There are many formalwear shirt options in the market, but we at ‘GQ’ feel you can never go wrong with a dressy white medium spread collar shirt, Doss says. Ties always finish off the look, and you should wear black unless the event calls for a different color, like silver or white. We think there is nothing more gentlemanly than a self-tie bow tie, but if thats not your preference, a silk knit or silk grenadine tie will work.

There are three basic collar styles that typically show up on dress shirts ranging from the ultra formal to business casual, Loo says. The spread collar works with no less than a full suit or tux and tie, while the more casual oxford button collar is flaunted best under a blazer with khakis. The most versatile point collar can go either way, with or without a tie.

Highbrow events typically require a shirt with well-dressed cuffs. A practical feature designed to protect the fabric from fraying, the easy single-cuff is a safe bet for most formal occasions.

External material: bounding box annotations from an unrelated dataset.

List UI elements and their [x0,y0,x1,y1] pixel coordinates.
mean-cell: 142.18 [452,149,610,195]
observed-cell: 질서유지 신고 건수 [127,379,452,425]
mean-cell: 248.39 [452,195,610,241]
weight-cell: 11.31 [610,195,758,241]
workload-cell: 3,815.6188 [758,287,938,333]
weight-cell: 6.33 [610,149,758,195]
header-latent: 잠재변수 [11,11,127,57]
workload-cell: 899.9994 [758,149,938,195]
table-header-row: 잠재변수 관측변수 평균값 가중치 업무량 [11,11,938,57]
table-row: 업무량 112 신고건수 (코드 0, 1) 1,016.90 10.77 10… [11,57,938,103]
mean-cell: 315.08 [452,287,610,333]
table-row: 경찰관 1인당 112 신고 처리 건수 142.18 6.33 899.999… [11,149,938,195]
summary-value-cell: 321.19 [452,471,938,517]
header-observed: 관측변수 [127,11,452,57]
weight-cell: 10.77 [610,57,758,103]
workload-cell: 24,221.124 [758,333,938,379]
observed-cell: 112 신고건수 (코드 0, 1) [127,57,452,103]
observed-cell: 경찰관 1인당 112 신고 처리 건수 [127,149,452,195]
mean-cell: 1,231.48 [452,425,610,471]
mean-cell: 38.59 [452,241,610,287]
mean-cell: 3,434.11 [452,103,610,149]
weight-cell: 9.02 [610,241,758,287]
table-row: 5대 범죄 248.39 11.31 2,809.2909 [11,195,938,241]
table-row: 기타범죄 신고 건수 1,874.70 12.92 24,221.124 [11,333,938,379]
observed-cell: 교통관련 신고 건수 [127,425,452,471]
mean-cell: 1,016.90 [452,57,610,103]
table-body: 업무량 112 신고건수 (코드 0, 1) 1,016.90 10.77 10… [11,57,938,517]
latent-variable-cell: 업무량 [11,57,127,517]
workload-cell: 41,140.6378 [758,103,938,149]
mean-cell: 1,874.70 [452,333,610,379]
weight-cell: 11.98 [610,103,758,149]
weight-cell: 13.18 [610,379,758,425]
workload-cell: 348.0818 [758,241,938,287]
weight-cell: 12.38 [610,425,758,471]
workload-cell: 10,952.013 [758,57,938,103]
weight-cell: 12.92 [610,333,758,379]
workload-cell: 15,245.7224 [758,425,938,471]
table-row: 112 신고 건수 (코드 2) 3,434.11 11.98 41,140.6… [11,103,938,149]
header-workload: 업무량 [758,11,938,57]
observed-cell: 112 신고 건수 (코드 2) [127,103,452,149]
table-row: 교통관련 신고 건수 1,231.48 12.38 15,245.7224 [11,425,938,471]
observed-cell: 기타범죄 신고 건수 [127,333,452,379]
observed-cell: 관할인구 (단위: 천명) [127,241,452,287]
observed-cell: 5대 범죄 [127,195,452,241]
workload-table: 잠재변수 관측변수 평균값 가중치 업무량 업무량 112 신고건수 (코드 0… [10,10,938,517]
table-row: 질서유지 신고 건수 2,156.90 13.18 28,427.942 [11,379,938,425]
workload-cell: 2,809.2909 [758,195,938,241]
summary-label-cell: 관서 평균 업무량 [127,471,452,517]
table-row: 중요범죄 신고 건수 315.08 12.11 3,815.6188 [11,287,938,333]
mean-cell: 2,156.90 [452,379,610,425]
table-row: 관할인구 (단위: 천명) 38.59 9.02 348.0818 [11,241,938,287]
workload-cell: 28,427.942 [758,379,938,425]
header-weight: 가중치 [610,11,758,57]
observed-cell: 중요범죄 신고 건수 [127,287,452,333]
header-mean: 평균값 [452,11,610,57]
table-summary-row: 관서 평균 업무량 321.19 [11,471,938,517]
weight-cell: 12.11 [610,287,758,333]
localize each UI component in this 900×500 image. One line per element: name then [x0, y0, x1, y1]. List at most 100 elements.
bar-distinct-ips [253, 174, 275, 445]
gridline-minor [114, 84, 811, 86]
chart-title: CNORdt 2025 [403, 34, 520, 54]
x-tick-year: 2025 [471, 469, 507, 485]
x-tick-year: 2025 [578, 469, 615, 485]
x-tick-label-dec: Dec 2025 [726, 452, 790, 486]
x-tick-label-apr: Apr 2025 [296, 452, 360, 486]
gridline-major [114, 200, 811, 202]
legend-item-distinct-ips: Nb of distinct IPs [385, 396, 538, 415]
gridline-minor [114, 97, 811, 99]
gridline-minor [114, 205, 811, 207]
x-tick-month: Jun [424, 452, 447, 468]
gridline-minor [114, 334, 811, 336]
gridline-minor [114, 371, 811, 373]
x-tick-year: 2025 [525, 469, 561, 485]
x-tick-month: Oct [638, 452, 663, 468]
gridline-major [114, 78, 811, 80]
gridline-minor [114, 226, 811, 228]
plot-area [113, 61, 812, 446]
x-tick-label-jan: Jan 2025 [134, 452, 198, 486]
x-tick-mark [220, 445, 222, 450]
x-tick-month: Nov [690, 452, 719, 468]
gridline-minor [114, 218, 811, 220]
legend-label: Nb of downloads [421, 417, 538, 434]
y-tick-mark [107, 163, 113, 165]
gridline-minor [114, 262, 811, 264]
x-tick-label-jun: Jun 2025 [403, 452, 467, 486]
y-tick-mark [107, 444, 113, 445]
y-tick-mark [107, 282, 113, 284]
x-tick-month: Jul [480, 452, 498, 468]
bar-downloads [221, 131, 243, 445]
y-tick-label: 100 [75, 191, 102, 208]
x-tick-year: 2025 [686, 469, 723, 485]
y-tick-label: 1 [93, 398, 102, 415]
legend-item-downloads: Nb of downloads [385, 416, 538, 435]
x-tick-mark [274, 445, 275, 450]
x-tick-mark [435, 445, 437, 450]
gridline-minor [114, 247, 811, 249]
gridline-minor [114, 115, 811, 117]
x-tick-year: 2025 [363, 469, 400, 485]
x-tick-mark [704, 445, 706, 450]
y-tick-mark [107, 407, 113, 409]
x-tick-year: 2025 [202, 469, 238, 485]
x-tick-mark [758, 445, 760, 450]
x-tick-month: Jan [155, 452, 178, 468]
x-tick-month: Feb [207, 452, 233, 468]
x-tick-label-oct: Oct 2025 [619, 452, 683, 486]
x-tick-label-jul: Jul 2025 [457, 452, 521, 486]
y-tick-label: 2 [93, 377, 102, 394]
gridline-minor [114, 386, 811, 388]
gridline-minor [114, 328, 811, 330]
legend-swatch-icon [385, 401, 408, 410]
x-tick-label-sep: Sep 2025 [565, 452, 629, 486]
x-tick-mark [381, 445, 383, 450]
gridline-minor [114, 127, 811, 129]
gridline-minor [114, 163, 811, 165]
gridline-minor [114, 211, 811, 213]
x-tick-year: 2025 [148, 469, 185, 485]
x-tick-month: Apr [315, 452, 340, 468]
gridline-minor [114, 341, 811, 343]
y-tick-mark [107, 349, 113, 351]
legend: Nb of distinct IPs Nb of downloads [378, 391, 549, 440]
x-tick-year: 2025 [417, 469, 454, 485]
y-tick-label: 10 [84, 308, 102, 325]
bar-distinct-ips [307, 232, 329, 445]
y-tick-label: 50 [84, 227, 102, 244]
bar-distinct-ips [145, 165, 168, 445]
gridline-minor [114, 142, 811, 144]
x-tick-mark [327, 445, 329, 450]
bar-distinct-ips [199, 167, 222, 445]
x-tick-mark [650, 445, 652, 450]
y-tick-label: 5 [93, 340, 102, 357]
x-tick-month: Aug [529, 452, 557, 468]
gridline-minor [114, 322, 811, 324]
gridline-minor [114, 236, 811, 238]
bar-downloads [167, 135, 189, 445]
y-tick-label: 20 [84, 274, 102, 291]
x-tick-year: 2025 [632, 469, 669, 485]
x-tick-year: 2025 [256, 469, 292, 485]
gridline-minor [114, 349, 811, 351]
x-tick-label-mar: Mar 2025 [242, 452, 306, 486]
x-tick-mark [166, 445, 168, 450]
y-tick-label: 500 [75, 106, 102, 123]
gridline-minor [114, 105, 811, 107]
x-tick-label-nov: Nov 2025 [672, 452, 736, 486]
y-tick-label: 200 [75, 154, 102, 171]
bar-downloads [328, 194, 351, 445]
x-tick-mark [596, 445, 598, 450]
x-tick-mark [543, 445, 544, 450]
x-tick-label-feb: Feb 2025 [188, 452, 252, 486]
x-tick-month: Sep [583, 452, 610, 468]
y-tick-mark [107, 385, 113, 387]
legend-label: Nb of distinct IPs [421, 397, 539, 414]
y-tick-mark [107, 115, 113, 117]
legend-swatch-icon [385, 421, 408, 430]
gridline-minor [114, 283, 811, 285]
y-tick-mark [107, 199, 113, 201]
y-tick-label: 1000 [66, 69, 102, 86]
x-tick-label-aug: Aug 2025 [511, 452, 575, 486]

Shirts with a single cuff are appropriate for a white-tie event or the correct choice for a traditional black-tie event, said Loo.

Want to raise the level of sophistication? Give a pair of cuff links a try.

Cuff links should be simple,” said Doss. “A gold or silver square, ball or oval will have you ready to go for the event.

If you plan on shedding your jacket for most of the night or want to make a statement by going without one, there are many dress shirt options that can stand on their own and blend with the black-tie crowd halfway through the evening.

A dress shirt should resemble a custom piece and be fitted closer to the body, as opposed to a sports shirt, which can go untucked and sans tie for a more casual look, says Loo. Every mans wardrobe should have at least two good quality dress shirts — one white and one blue — to serve as the staples for most formal and business-casual ensembles. I like a man in a crisp white T-shirt under some shirts as well,” Loo adds. “This adds another layer and in some cases makes the shirt lay nicer.

Invest in a shirt that you know will look incredible by itself, Sorokin suggests. Avoid wacky designs or anything that resembles club wear. Go for metal collar stays instead of plastic ones, which can bend, warp or loose their form, to ensure your collar stays crisp and in shape. If youre in a tux, dont wear a cummerbund; go the silk tie route instead. This way, when you remove your jacket, you dont look like a guy whos wearing a partial tux, you look like a guy whos dressed well.

Whether you are doing the ultra-formal white tie affair or a more casual afternoon wedding reception at the country club, the key is to be comfortable and make sure you are wearing your clothes and not the other way around.

At GQ, we always like to say, Keep it simple, and formalwear is a perfect example of this, Doss says. The clothes should always accentuate the man and not overpower him.